Mesmo assim tem convicção que esta é uma atitude de quem prefere ter um jardim dolorido, do que viver ilusões coloridas, que sumirão um dia, como as bolas de sabão.
Ela sabe muito bem que sim não é um não, e que não definitivamente não é sim, embora nem tudo parece ser como realmente é.
Ela odeia rótulos, tanto quanto a tal cobrança.
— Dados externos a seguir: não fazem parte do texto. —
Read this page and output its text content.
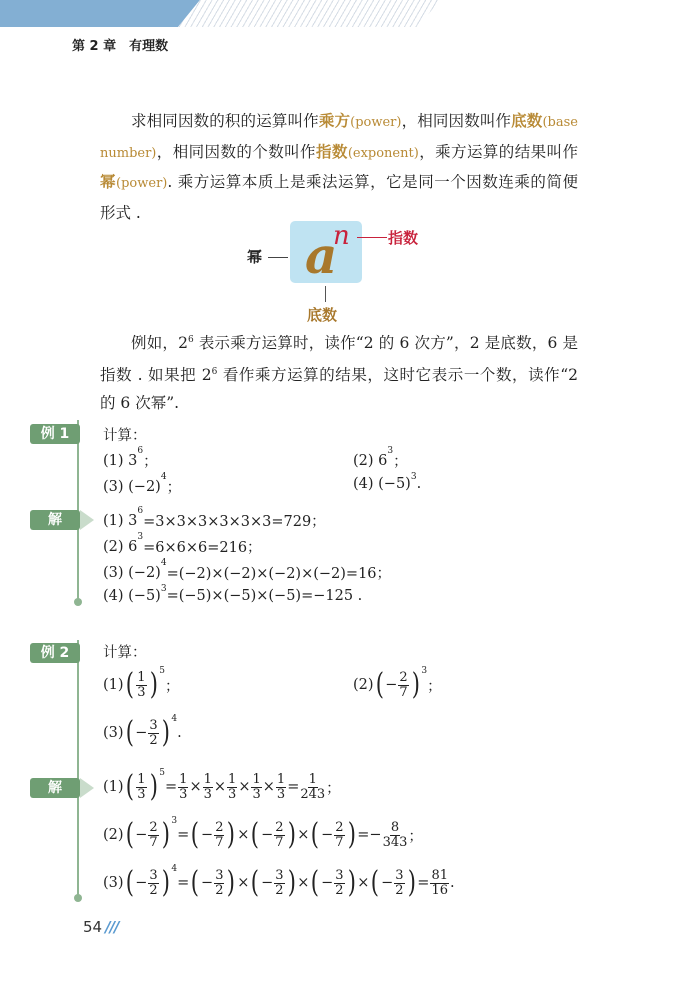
第 2 章　有理数
求相同因数的积的运算叫作乘方(power)，相同因数叫作底数(base number)，相同因数的个数叫作指数(exponent)，乘方运算的结果叫作幂(power). 乘方运算本质上是乘法运算，它是同一个因数连乘的简便形式 .
a
n
幂
指数
底数
例如，$2^6$ 表示乘方运算时，读作“2 的 6 次方”，2 是底数，6 是指数 . 如果把 $2^6$ 看作乘方运算的结果，这时它表示一个数，读作“2 的 6 次幂”.
例 1
解
计算：
(1) 3
6
；	(2) 6
3
；
(3) (−2)
4
；	(4) (−5) 3 .
(1) 3
6
=3×3×3×3×3×3=729；
(2) 6
3
=6×6×6=216；
(3) (−2)
4
=(−2)×(−2)×(−2)×(−2)=16；
(4) (−5) 3 =(−5)×(−5)×(−5)=−125 .
例 2
解
计算：
(1) ( $\frac{1}{3}$ ) 5
；	(2) ( − $\frac{2}{7}$ ) 3
；
(3) ( − $\frac{3}{2}$ ) 4
.
(1) ( $\frac{1}{3}$ ) 5
= $\frac{1}{3} \times \frac{1}{3} \times \frac{1}{3} \times \frac{1}{3} \times \frac{1}{3} = \frac{1}{243}$ ；
(2) ( − $\frac{2}{7}$ ) 3
= ( − $\frac{2}{7}$ ) × ( − $\frac{2}{7}$ ) × ( − $\frac{2}{7}$ ) =− $\frac{8}{343}$ ；
(3) ( − $\frac{3}{2}$ ) 4
= ( − $\frac{3}{2}$ ) × ( − $\frac{3}{2}$ ) × ( − $\frac{3}{2}$ ) × ( − $\frac{3}{2}$ ) = $\frac{81}{16}$ .
54 ///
Não cobra das atitudes alheias, para não ser questionada das próprias, e não entende como achar um único “culpado” para, por exemplo, explicar a velocidade que tomam as águas de um rio após um dia de chuva...
Ela manda avisar, que, se você que está lendo este devaneio de um meio de tarde, não enteder nada, não se apavore, bem vindo ao clube dos desavisados, pois ela também não entende porque as coisas são como são.

Um comentário:
Aposto que esse post seria bem diferente hoje né?
Depois de uma noite com vinho e cama de motel meu bem...Será que ele não devia ser editado não?
Considerando a rapidez dos útimos acontecimentos eu fiquei Beje...Meu deus preciso desencalhar, mas toda noite penso...ah se a veia acabou de chegar nos 30 desencalhou, eu na flor dos 20 e pouquinho, tenho tempoooooooo...
To brincando veia...Ou não, som de risadas malignas.